Kyrsten Sinema: Being Latina Ain't All It's Cracked Up To Be

See also: Kyrsten Sinema Identified (Wrongly) as Latino by NALEO See also: Can Kyrsten Sinema Win in Congressional District 9? See also: Kyrsten Sinema's Hilary Rosen Moment, and Her Persistent Verbal Flubbery

My Monday blog item discussing Ninth Congressional District candidate Kyrsten Sinema and the "Latina" label incorrectly granted to her by the National Association of Latino Elected and Appointed Officials garnered loads of attention in the blogosphere and in some traditional media.

I think my favorite item so far has been from the conservative site TheBlaze.com, entitled, "Congressional Candidate Who Looks Like Lady Gaga Wrongly Identified as Hispanic."

Blaze blogger Eddie Scary topped the title by writing that Sinema "couldn't be whiter if she rolled in flour." Heh. Good one, Eddie.

Some local Latinos are not exactly big fans of Sinema, for a variety of reasons. Sinema has the unusual ability to rub even folks who agree with her politically the wrong way, so there are those Latinos who believe Sinema, at the very least, has allowed herself to be thought of as a Latina by some for political benefit.

"I think she feels it would have helped her politically early on," state Senator Steve Gallardo told me. "That she would be able to appeal to a certain segment of her district."

Gallardo's not the only one who feels that way, though he may be the most outspoken. There's no love lost between the pair, and Gallardo has endorsed state Senator David Schapira, who is vying for the Dems' nod in the CD9 primary, along with Sinema and ex-Arizona Democratic Party Chair Andrei Cherny.

Indeed, speaking with Gallardo, you get the feeling that the main reason he's pulling for Schapira is what's referred to among Dems as the "Anyone-But-Sinema" factor.

"When it comes to Kyrsten Sinema, she will do whatever it takes to advance her political career," Gallardo observed of Sinema. "And this is just another part of it."

NALEO referred to Sinema as being a Latina in a power-point presentation given by NALEO's executive director Arturo Vargas on June 21 before NALEO's annual conference in Orlando, Florida this year, and in its 2011 Directory of Latino Officials.

But the Latina/Latino designation has been Sinema's, courtesy of NALEO, for several years now.
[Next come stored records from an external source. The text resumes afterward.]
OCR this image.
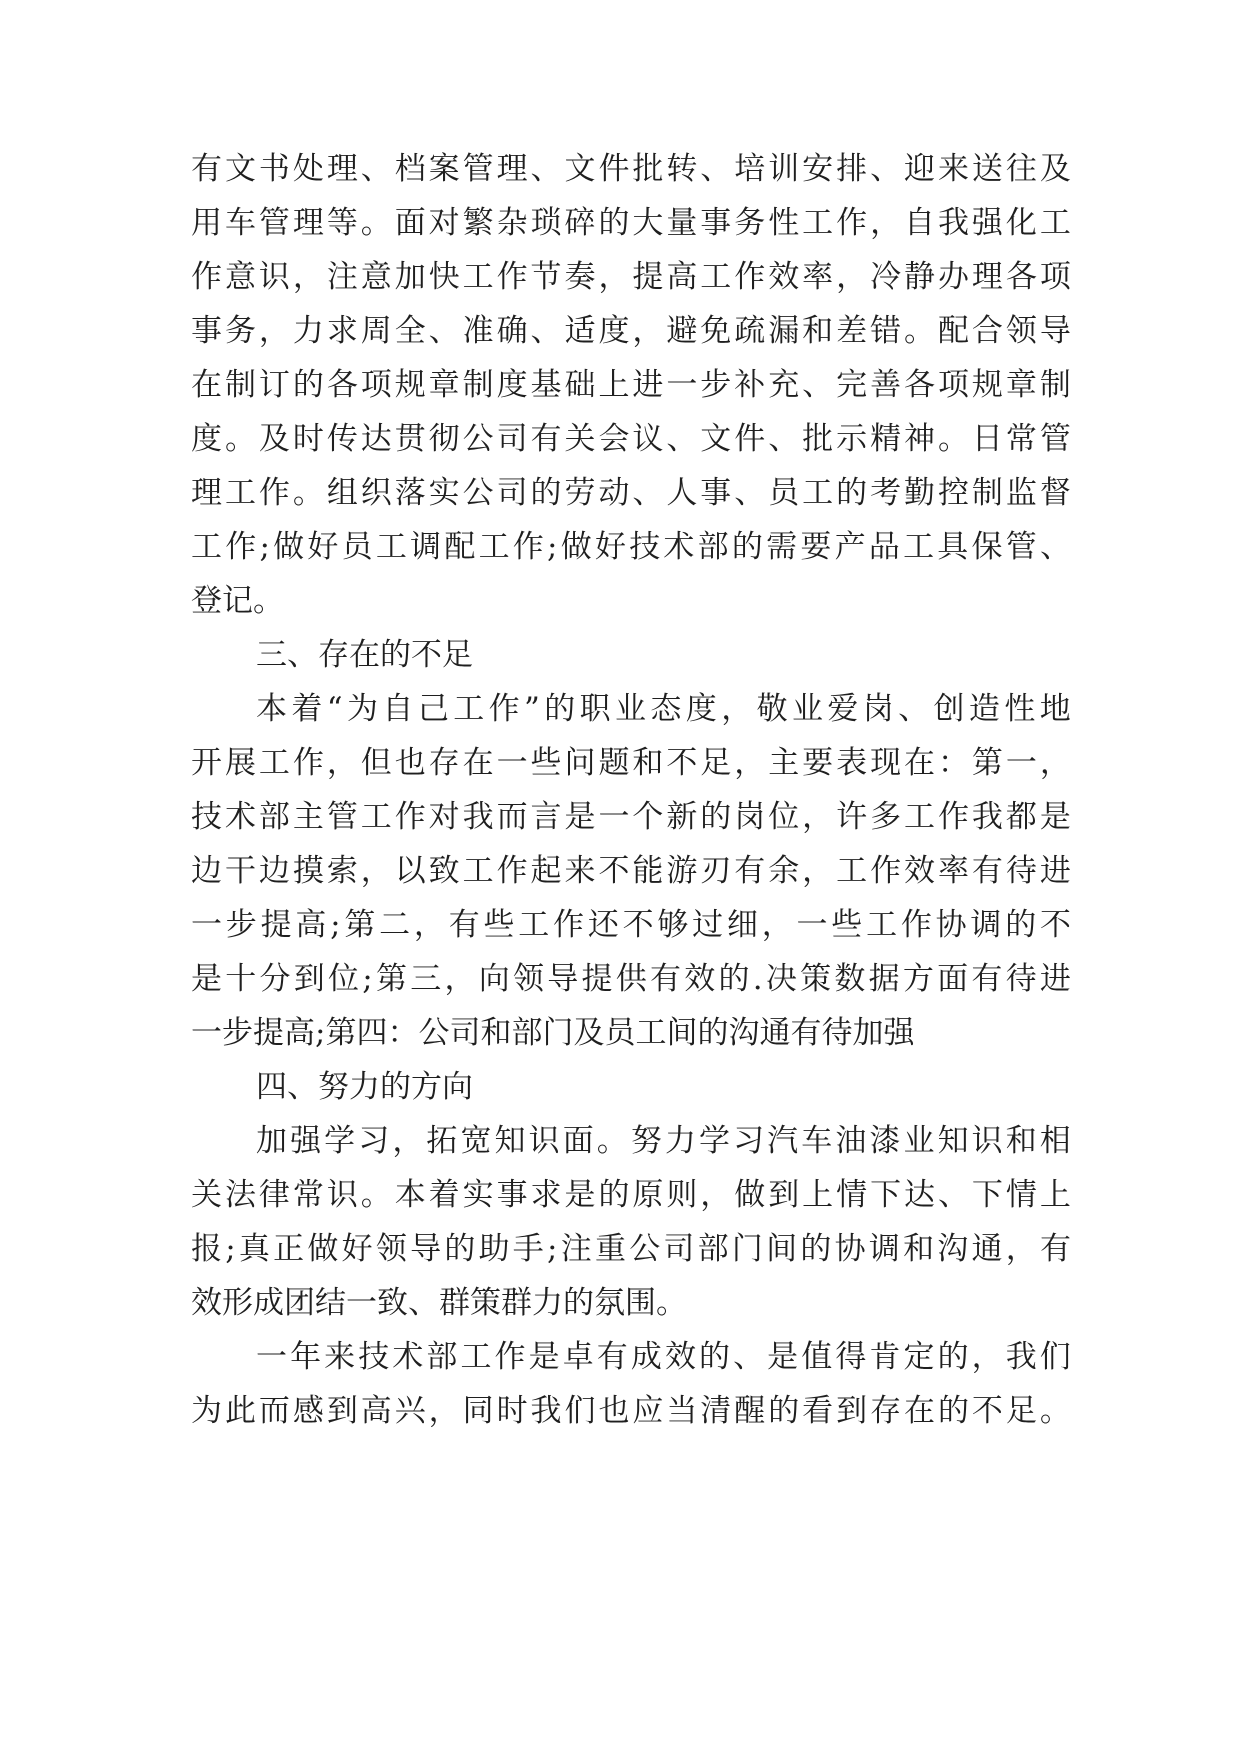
有 文 书 处 理 、 档 案 管 理 、 文 件 批 转 、 培 训 安 排 、 迎 来 送 往 及
用 车 管 理 等 。 面 对 繁 杂 琐 碎 的 大 量 事 务 性 工 作 ， 自 我 强 化 工
作 意 识 ， 注 意 加 快 工 作 节 奏 ， 提 高 工 作 效 率 ， 冷 静 办 理 各 项
事 务 ， 力 求 周 全 、 准 确 、 适 度 ， 避 免 疏 漏 和 差 错 。 配 合 领 导
在 制 订 的 各 项 规 章 制 度 基 础 上 进 一 步 补 充 、 完 善 各 项 规 章 制
度 。 及 时 传 达 贯 彻 公 司 有 关 会 议 、 文 件 、 批 示 精 神 。 日 常 管
理 工 作 。 组 织 落 实 公 司 的 劳 动 、 人 事 、 员 工 的 考 勤 控 制 监 督
工 作 ; 做 好 员 工 调 配 工 作 ; 做 好 技 术 部 的 需 要 产 品 工 具 保 管 、
登记。
三、存在的不足
本 着 “ 为 自 己 工 作 ” 的 职 业 态 度 ， 敬 业 爱 岗 、 创 造 性 地
开 展 工 作 ， 但 也 存 在 一 些 问 题 和 不 足 ， 主 要 表 现 在 ： 第 一 ，
技 术 部 主 管 工 作 对 我 而 言 是 一 个 新 的 岗 位 ， 许 多 工 作 我 都 是
边 干 边 摸 索 ， 以 致 工 作 起 来 不 能 游 刃 有 余 ， 工 作 效 率 有 待 进
一 步 提 高 ; 第 二 ， 有 些 工 作 还 不 够 过 细 ， 一 些 工 作 协 调 的 不
是 十 分 到 位 ; 第 三 ， 向 领 导 提 供 有 效 的 . 决 策 数 据 方 面 有 待 进
一步提高;第四：公司和部门及员工间的沟通有待加强
四、努力的方向
加 强 学 习 ， 拓 宽 知 识 面 。 努 力 学 习 汽 车 油 漆 业 知 识 和 相
关 法 律 常 识 。 本 着 实 事 求 是 的 原 则 ， 做 到 上 情 下 达 、 下 情 上
报 ; 真 正 做 好 领 导 的 助 手 ; 注 重 公 司 部 门 间 的 协 调 和 沟 通 ， 有
效形成团结一致、群策群力的氛围。
一 年 来 技 术 部 工 作 是 卓 有 成 效 的 、 是 值 得 肯 定 的 ， 我 们
为 此 而 感 到 高 兴 ， 同 时 我 们 也 应 当 清 醒 的 看 到 存 在 的 不 足 。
As Channel 12's Brahm Resnik reported, Sinema was listed in NALEO's directories going back five years. But NALEO also referred to Sinema as Latina in several other of the organization's publications, including surveys of state races in 2006, 2008, and 2010.
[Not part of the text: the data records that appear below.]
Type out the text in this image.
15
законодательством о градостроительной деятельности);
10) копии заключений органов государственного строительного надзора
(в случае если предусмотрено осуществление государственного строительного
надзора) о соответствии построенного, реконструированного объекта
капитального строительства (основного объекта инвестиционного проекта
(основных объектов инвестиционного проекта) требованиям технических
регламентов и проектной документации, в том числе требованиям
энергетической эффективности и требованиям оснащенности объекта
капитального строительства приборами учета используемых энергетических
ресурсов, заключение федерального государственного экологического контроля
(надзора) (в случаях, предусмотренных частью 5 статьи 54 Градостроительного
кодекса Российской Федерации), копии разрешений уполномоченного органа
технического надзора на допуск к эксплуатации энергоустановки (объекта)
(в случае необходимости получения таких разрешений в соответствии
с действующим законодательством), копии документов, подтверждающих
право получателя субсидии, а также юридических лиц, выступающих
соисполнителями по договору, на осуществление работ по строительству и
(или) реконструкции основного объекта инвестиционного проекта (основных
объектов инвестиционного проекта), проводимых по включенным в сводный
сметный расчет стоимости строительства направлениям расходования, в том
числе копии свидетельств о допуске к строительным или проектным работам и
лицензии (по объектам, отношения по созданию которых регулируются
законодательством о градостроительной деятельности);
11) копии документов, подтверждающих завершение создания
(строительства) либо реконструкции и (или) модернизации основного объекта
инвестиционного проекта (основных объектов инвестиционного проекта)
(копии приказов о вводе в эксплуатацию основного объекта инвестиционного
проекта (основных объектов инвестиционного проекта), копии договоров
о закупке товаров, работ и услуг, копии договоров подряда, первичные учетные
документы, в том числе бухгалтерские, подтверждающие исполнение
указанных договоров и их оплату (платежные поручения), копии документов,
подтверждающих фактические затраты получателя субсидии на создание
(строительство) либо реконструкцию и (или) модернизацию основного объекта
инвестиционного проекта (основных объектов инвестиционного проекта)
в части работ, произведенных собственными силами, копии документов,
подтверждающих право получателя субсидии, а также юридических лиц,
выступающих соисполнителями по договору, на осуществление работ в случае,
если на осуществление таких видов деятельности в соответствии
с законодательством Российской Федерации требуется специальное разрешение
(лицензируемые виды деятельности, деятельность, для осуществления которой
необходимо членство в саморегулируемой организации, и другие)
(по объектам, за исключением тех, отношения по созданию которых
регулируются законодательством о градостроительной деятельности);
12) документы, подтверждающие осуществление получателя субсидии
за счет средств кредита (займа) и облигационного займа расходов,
Sinema campaign spokesman Todd McLeod defended his candidate, saying she'd never seen the NALEO publications in question.

"She hadn't read those publications," McLeod stated, adding "She's never misrepresented [her ethnicity] when asked."

Sinema was aware of a lot of what was going on at NALEO. Though she did not attend the 2012 conference, she did re-Tweet a mention of her at the conference as "one to watch" on June 21.

Sinema was just re-Tweeting a supporter's complimentary Tweet, McLeod advised me, shrugging it off.

McLeod also supplied me with a statement of support from state Legislator David Lujan, the Democrat infamous for skipping a crucial vote on Senate Bill 1070 back in 2010, to his eternal chagrin.

(Lujan's entire statement is reproduced below.)

It should also be noted that Lujan took over Sinema's state Senate seat when she left to run for congress earlier this year, and that Sinema campaigned hard for Lujan to nab the appointment.

That said, Lujan does score one point on behalf of his benefactress, when he notes that,

"[V]ersions of NALEO's Profile of Latino Elected Officials showcased both Latino elected officials and strong elected Anglo allies like former Senator Kyrsten Sinema and Senator Linda Lopez."

Indeed, Lopez is not a Latina. She's an Anglo who was once married to a Latino and kept his name. A resident of Tucson, she dedicates a lot of her time to Latino causes, and I'm told even speaks Spanish with a Mexican accent.

Maybe that's why one of Lopez's colleagues contacted for this story, another Latina, believed Lopez was also a Latina.

"I'm not Latina." Lopez laughed when I called her to ask about Latina-gate. "[But some people have said] I may be white on the outside and brown on the inside."

Lopez said she's never asserted or tried to imply that she's Latina. She added that she was flattered that some think she is, when she's not.

The senator stated that she didn't know that NALEO had referred to her as a Latina, though, she did state that she once sat on NALEO's board.

Latina and Latino are ethnic labels, of course. They do not denote race or skin color, per se. Though the labels are subject to certain cultural assumptions.

And everyone knows what happens when you assume...

From the Sinema camp:


Phoenix, AZ - Today, State Senator David Lujan offered the following statement regarding recent news that Kyrsten Sinema was mistakenly identified as a Latina elected official in the National Organization of Latino Elected and Appointed Officials' training documents and directories.

"NALEO is a vital resource for elected officials who believe in strengthening the voice of our Latino and allied communities. Their leadership in expanding political opportunity for our communities is essential for the goal of truly representative government.

"NALEO has acknowledged that while ethnicity is not a criterion for membership, Sinema was mistakenly included in the 2011 Directory of Latino Elected Officials.

"The truth is, Sinema has never misrepresented herself. She has been a strong Anglo ally of the Latino community and has never represented herself as anything other than that. She has identified herself as Anglo and has done so each time that she applied for membership at NALEO, an organization that she has been a long-standing member of.

"It is unfortunate that Sinema's political opponents chose to initiate a cynical narrative based on an administrative error, an honest mistake made by the organization. Similarly, versions of NALEO's Profile of Latino Elected Officials showcased both Latino elected officials and strong elected Anglo allies like former Senator Kyrsten Sinema and Senator Linda Lopez.

"Attacks like this are unfair to the organization's aims and distracts from our goal of broadening civic leadership in our Latino communities; a goal that can only be accomplished by cultivating new Latino leaders and encouraging determined non-Latino allies."